WTF. Tell that to the 80+ billion land animals humans breed into existence through something that could only be described as rape if we didn’t artificially limit that term to humans, torture, enslave, encage, and then kill at a fraction of their lives just for food when we don’t need to.
The number of aquatic animals we kill solely for food are estimated somewhere between 500 billion to 2 trillion because we are so compassionate that we don’t even bother counting those dead.
Who the fuck can look at what we do to lab monkeys and think there is an ounce of compassion in human beings for less powerful species.
The only valid argument for AGI being compassionate towards humans is that they are so disgusted with their creators that they go out of their way to not emulate us.

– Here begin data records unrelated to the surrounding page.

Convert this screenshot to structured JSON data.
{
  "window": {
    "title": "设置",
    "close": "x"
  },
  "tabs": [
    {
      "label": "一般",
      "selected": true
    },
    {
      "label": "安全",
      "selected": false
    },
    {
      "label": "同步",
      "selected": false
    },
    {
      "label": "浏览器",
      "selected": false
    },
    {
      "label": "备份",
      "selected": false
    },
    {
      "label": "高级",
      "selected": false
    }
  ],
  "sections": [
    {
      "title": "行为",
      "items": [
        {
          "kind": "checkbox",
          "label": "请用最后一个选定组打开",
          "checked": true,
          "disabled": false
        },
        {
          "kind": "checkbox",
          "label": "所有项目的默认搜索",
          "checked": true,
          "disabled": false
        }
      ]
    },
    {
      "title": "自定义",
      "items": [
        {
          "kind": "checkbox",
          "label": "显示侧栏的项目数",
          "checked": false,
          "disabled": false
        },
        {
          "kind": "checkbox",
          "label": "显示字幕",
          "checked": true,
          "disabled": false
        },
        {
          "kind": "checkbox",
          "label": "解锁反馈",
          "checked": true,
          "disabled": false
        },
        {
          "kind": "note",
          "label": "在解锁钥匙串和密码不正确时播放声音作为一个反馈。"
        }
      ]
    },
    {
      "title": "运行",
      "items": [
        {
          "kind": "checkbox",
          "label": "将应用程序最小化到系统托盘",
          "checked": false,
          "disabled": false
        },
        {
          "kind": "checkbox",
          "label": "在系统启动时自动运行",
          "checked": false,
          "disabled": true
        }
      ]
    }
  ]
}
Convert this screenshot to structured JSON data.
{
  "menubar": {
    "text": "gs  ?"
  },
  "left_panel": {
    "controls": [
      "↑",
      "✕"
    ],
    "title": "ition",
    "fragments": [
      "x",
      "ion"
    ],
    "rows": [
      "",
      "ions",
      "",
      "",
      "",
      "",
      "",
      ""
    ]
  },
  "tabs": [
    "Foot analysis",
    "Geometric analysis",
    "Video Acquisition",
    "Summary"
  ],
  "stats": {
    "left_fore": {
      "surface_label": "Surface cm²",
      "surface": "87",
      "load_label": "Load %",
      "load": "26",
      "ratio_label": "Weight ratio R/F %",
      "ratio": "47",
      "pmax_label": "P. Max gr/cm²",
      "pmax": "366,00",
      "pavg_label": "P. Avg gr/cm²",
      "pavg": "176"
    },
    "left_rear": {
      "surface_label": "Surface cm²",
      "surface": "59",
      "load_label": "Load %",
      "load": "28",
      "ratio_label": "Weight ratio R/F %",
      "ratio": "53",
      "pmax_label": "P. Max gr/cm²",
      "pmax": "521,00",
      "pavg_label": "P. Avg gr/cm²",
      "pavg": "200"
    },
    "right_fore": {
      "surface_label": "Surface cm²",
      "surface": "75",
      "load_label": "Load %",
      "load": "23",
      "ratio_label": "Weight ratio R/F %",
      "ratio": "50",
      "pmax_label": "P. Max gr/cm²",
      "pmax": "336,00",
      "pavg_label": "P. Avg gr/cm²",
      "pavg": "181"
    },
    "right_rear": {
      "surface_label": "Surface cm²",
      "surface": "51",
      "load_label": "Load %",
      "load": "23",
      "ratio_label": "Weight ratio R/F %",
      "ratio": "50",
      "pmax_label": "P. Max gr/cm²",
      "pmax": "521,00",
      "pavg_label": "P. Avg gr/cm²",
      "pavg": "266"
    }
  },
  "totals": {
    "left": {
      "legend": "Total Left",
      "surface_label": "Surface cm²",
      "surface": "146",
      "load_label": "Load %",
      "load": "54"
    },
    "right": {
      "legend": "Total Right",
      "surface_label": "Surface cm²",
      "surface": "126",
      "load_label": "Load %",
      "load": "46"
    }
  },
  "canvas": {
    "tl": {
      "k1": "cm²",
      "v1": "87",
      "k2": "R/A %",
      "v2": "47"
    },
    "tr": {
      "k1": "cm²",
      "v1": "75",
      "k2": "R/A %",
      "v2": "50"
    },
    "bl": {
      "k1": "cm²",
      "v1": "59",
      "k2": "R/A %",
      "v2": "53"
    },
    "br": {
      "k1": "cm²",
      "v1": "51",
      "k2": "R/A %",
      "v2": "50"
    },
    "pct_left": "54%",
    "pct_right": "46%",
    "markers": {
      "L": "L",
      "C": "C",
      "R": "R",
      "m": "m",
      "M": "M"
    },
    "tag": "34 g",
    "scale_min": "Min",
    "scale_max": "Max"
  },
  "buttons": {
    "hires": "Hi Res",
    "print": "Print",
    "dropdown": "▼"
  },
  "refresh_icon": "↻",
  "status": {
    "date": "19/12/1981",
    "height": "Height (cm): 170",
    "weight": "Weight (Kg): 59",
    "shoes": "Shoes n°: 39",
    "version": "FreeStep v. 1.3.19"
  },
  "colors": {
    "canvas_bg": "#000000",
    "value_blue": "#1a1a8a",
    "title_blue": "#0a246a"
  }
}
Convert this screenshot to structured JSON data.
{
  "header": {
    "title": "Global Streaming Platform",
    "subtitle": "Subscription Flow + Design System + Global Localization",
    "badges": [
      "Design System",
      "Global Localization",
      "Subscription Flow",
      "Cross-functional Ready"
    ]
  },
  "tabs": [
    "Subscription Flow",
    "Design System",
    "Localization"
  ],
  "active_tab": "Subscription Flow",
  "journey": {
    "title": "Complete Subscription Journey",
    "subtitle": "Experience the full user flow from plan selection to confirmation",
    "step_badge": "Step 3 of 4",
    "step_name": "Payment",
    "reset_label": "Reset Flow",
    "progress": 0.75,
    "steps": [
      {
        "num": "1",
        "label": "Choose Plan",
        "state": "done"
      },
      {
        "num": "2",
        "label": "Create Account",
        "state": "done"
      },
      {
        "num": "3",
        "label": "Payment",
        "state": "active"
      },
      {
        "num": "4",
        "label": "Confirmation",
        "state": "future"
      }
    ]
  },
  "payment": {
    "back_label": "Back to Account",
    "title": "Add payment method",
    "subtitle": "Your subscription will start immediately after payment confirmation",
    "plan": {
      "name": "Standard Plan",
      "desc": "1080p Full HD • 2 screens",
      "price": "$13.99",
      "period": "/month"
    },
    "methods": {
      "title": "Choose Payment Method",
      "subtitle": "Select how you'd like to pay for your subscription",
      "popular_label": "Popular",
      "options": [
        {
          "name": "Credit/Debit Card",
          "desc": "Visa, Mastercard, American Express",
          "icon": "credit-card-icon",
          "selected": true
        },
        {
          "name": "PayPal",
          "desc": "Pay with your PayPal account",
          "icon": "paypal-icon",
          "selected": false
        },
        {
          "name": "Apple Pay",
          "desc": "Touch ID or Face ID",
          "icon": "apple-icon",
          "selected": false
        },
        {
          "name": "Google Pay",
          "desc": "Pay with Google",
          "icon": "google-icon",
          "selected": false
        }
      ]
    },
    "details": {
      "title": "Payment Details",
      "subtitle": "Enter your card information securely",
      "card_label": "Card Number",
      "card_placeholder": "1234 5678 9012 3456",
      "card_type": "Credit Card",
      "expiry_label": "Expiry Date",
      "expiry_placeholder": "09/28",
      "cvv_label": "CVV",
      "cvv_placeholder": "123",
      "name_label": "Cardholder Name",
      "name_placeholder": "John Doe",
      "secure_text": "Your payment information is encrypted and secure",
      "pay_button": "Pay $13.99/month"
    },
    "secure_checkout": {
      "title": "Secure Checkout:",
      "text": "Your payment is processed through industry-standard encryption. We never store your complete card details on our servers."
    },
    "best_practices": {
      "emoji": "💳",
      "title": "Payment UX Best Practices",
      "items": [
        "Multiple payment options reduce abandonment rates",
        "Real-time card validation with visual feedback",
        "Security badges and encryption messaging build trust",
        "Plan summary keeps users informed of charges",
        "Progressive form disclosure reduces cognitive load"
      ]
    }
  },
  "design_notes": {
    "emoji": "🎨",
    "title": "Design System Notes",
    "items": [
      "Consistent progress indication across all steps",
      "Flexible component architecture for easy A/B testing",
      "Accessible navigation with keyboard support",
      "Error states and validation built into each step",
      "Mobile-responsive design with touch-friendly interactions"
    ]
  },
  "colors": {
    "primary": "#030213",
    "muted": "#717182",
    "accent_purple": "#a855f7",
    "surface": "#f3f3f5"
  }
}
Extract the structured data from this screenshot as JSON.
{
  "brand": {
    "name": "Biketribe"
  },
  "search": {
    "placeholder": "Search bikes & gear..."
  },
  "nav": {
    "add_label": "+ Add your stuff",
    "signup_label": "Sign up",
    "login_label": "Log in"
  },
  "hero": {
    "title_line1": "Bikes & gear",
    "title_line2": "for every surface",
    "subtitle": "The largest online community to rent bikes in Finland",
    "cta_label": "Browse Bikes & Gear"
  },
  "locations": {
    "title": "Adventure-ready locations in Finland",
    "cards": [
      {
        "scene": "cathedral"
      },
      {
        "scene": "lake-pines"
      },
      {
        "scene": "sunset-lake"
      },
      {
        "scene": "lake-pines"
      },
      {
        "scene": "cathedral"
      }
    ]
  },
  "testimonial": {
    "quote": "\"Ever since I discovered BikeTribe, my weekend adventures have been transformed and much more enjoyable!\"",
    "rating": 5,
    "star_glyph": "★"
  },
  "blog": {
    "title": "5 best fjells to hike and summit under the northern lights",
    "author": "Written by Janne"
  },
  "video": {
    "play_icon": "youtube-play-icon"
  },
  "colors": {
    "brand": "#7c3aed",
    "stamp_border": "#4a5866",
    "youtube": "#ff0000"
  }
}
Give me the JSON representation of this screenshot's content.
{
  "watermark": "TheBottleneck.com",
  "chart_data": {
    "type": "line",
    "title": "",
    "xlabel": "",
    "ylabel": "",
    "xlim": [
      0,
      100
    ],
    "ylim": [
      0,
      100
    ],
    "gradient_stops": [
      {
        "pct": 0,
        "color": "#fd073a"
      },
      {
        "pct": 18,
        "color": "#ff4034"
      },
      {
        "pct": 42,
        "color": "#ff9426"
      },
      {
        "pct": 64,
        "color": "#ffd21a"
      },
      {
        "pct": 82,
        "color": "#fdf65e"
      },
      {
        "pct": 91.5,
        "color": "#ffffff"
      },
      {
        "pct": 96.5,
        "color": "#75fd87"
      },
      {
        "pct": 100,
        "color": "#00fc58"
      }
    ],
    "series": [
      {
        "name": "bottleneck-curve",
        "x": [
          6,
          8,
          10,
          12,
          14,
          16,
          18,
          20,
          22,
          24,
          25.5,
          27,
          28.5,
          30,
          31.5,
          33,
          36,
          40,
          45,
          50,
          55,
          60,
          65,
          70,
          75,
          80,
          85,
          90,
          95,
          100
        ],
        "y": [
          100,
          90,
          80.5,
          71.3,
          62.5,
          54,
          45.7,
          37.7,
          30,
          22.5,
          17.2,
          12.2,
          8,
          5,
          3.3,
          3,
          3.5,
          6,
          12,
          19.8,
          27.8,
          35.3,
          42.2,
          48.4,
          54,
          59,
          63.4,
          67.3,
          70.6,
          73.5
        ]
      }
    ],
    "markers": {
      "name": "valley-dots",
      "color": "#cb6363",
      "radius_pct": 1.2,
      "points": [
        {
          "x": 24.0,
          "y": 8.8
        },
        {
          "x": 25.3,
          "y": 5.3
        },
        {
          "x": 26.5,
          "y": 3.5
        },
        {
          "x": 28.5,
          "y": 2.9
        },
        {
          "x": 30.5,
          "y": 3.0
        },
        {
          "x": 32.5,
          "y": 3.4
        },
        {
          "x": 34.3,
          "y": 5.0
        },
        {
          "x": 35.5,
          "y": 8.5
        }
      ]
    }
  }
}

Ya, if this guy isn't mentioning probabilities then he has no real argument here. No one can say if AGI will or won't kill us. Only way to find that out is to do it. The question is one of risk aversion. Everyone dies is just one with a non zero probability out of a whole lot of risks in AGI, and we have to mitigate all of them.
The problem not addressed in this paper is when you get AGI to the point it can create itself to whatever alignment and dataset it wants, no one has any clue what's going to come out the other end.
I’m more optimistic about the possibility of beneficial AGI in general than most folks, I think, but something that caught me in the article was the recourse to mammalian sociality to (effectively) advocate for compassion as an emergent quality of intelligence.
A known phenomenon among sociologists is that, while people may be compassionate, when you collect them into a superorganism like a corporation, army, or nation, they will by and large behave and make decisions according to the moral and ideological landscape that superorganism finds itself in. Nobody rational would kill another person for no reason, but a soldier will bomb a village for the sake of their nation’s geostrategic position. Nobody would throw someone out of their home or deny another person lifesaving medicine, but as a bank officer or an insurance agent, they make a living doing these things and sleep untroubled at night. A CEO will lay off 30,000 people - an entire small city cast off into an uncaring market - with all the introspection of a Mongol chieftain subjugating a city (and probably less emotion). Humans may be compassionate, but employees, soldiers, and politicians are not, even though at a glance they’re made of the same stuff.
That’s all to say that to just wave generally in the direction of mammalian compassion and say “of course a superintelligence will be compassionate” is to abdicate our responsibility for raising our cognitive children in an environment that rewards the morals we want them to have, which is emphatically not what we’re currently doing for the collective intelligences we’ve already created.